Why IS militants destroy ancient sites 3, September 2015Posted by thegulfblog.com in Syria.
Tags: Da'esh, Dabiq, destroying Palmyra, heritage, IS, ISIL, ISIS, Islamic State, looting, Palmyra, Syria
The following article was published by the BBC on 1 September 2015 and can be found here.
Many will wonder why anyone would so actively seek to raze historical and cultural marvels that have lasted millennia.
But for the IS bulldozers, the rationale is straightforward and fulfils several readily identifiable goals.
As IS notes in the eighth issue of its own publication, the glossy Dabiq magazine, they see ancient cultural heritage as a challenge for the loyalties and legitimacy of Iraqi or Syrian people to IS itself.
Destroying such heritage is thus a part of their duty, as they see it, to reject such a “nationalist agenda” that the statues, temples, and indeed, cities represent.
In a wider sense, the IS brand of intolerant Islam motivates it to attack polytheism wherever it is found and to reject the worship, as they would put it, of idols that they see these sites as representing.
Elsewhere, it is also no surprise to see IS destroying Shia and Sufi sites, and even Sunni shrines.
If anything, IS ideology despises other variants of Islam even more than Christianity or Judaism. Liberally sprinkle such intolerance with a self-serving, simplistic, context-free reading of a few scriptures and a “religiously” justified policy – or commandment even – is put forth.
But there are more political, expedient motives afoot not noted in Dabiq.
Chipping off parts of statues and otherwise selling stolen antiquities in markets around the world is a good way to earn hard cash.
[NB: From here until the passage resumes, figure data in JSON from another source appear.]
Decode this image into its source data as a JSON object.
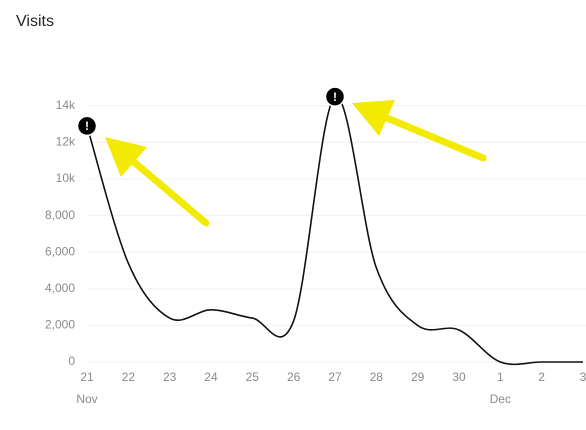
{
  "chart_data": {
    "type": "line",
    "title": "Visits",
    "categories": [
      "21",
      "22",
      "23",
      "24",
      "25",
      "26",
      "27",
      "28",
      "29",
      "30",
      "1",
      "2",
      "3"
    ],
    "month_labels": [
      "Nov",
      null,
      null,
      null,
      null,
      null,
      null,
      null,
      null,
      null,
      "Dec",
      null,
      null
    ],
    "series": [
      {
        "name": "Visits",
        "color": "#111111",
        "values": [
          12900,
          5400,
          2400,
          2850,
          2400,
          2250,
          14500,
          5150,
          2000,
          1750,
          0,
          0,
          0
        ]
      }
    ],
    "ylim": [
      0,
      15000
    ],
    "yticks": [
      0,
      {
        "value": 2000,
        "label": "2,000"
      },
      {
        "value": 4000,
        "label": "4,000"
      },
      {
        "value": 6000,
        "label": "6,000"
      },
      {
        "value": 8000,
        "label": "8,000"
      },
      {
        "value": 10000,
        "label": "10k"
      },
      {
        "value": 12000,
        "label": "12k"
      },
      {
        "value": 14000,
        "label": "14k"
      }
    ],
    "grid": true,
    "annotations": [
      {
        "x": "21",
        "label": "!"
      },
      {
        "x": "27",
        "label": "!"
      }
    ]
  }
}
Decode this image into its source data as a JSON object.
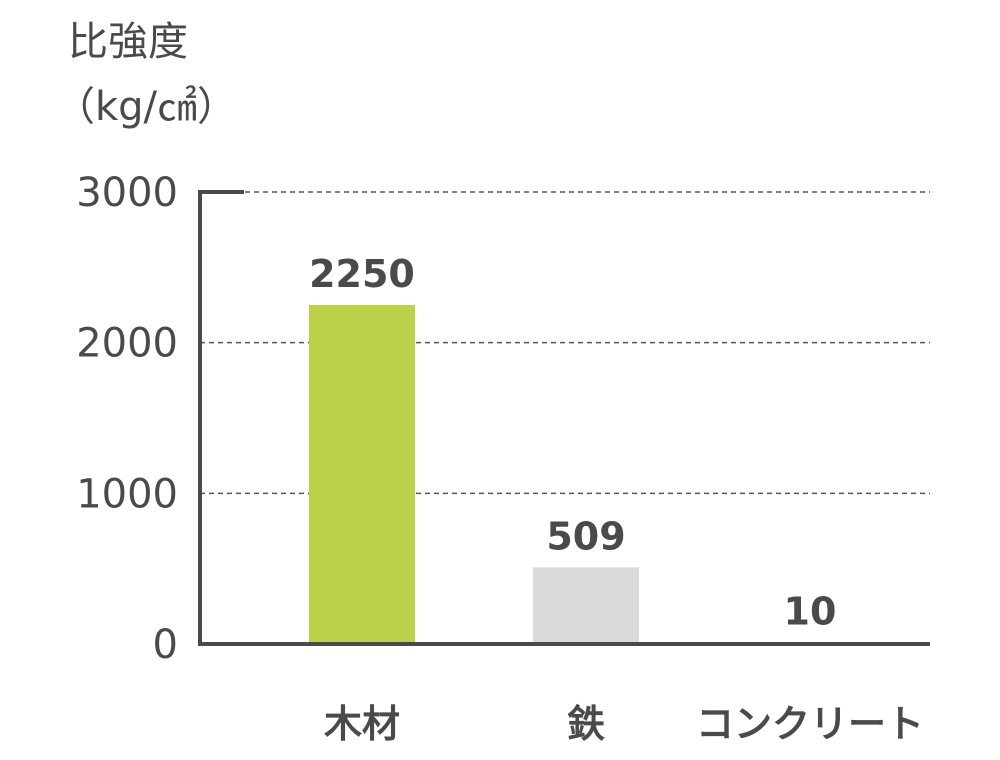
{
  "chart_data": {
    "type": "bar",
    "title": "",
    "ylabel_lines": [
      "比強度",
      "（kg/㎠）"
    ],
    "xlabel": "",
    "categories": [
      "木材",
      "鉄",
      "コンクリート"
    ],
    "values": [
      2250,
      509,
      10
    ],
    "data_labels": [
      "2250",
      "509",
      "10"
    ],
    "ylim": [
      0,
      3000
    ],
    "yticks": [
      0,
      1000,
      2000,
      3000
    ],
    "ytick_labels": [
      "0",
      "1000",
      "2000",
      "3000"
    ],
    "grid": true,
    "bar_colors": [
      "#bdd04a",
      "#dadbd9",
      "#dadbd9"
    ],
    "axis_color": "#4a4a4a",
    "grid_color": "#555555"
  }
}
The UN believes that this is being done on an industrial scale, adding tens of millions of dollars to IS’ wider war economy.
Launching and especially prolonging a bloodthirsty campaign of butchery, terrorism, mass murder, torture, enslavement and ethnic cleansing is hard work.
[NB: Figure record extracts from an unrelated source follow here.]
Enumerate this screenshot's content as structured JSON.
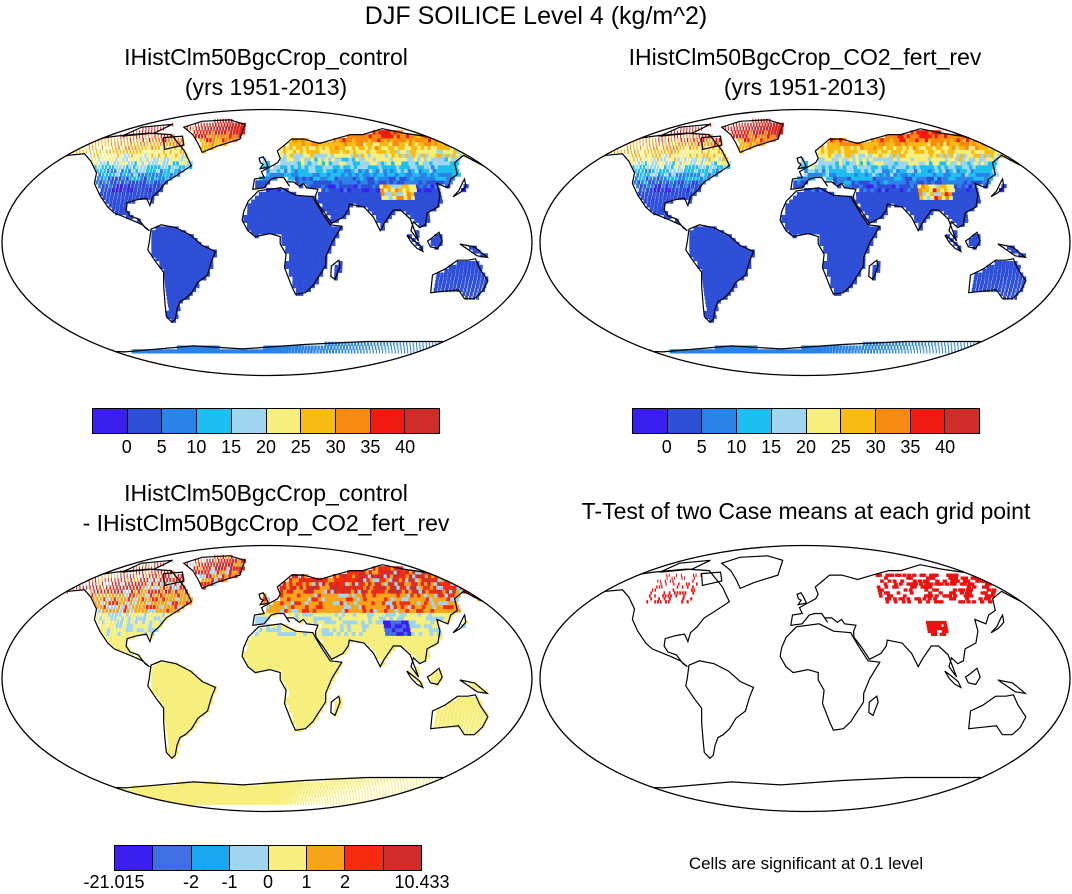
{
  "title": "DJF SOILICE Level 4 (kg/m^2)",
  "colors": {
    "levels_abs": [
      "#3b1ff0",
      "#2e4fd8",
      "#2a83e8",
      "#1dbff0",
      "#9fd5ee",
      "#f7ef7d",
      "#f8bb14",
      "#f78a11",
      "#f01b0f",
      "#cf2c2a"
    ],
    "levels_diff": [
      "#3b1ff0",
      "#3f6fe0",
      "#1aa7ef",
      "#9fd5ee",
      "#f7ef7d",
      "#f8a41a",
      "#f72a0f",
      "#cf2c2a"
    ],
    "ocean": "#ffffff",
    "coast": "#000000",
    "significant": "#ee1010"
  },
  "panels": [
    {
      "title_line1": "IHistClm50BgcCrop_control",
      "title_line2": "(yrs 1951-2013)",
      "colorbar_ticks": [
        "0",
        "5",
        "10",
        "15",
        "20",
        "25",
        "30",
        "35",
        "40"
      ]
    },
    {
      "title_line1": "IHistClm50BgcCrop_CO2_fert_rev",
      "title_line2": "(yrs 1951-2013)",
      "colorbar_ticks": [
        "0",
        "5",
        "10",
        "15",
        "20",
        "25",
        "30",
        "35",
        "40"
      ]
    },
    {
      "title_line1": "IHistClm50BgcCrop_control",
      "title_line2": "- IHistClm50BgcCrop_CO2_fert_rev",
      "colorbar_ticks": [
        "-21.015",
        "-2",
        "-1",
        "0",
        "1",
        "2",
        "10.433"
      ]
    },
    {
      "title_line1": "T-Test of two Case means at each grid point",
      "note": "Cells are significant at 0.1 level"
    }
  ]
}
After the initial horror, the kuffar (infidel) media and their kuffar audience eventually become inured to the repetitiveness, the sheer numbers killed, and pressing news stories elsewhere relegate the focus on IS.
Capturing and retaining attention thus becomes more difficult. This is problematic when a group needs to encourage new recruits and new sources of income.
Equally, those already recruited who are bogged down in warfare, sporadically getting picked off by drones and jets, who are (to their surprise) losing territory, or who begin to miss the comforts of home need to be reassured that the group they joined is as influential, as proactive, and as in vogue as ever.
Lastly, videos of iconoclastic destruction spark outrage, mark out IS as unique, and increase the drum beat for further intervention from Western (or other) states.
Thus the logic of former al-Qaeda leader Osama Bin Laden – his desire to entangle the US in a bloody, unwinnable land war “against Islam” – is once again employed.
This is not to say that there should be no reaction, but any considerations need to be mindful that a part of the whole IS strategy is to elicit a reaction in the first place.
To some degree, describing such desecrations as a “war crime”, as the UN has, nicely plays into IS’ hands – as do articles on the subject.
But the internet cannot be un-invented, and unless we are to surrender some of our closest held beliefs on freedom of speech, we cannot stop dissemination of such depressing stories.
We must, therefore, respond however we can.
Calm reasoning exposing the hypocrisies, the practicalities, and the banalities of IS’ policies is a step towards demystifying and debunking the likes of IS as just yet another political organisation.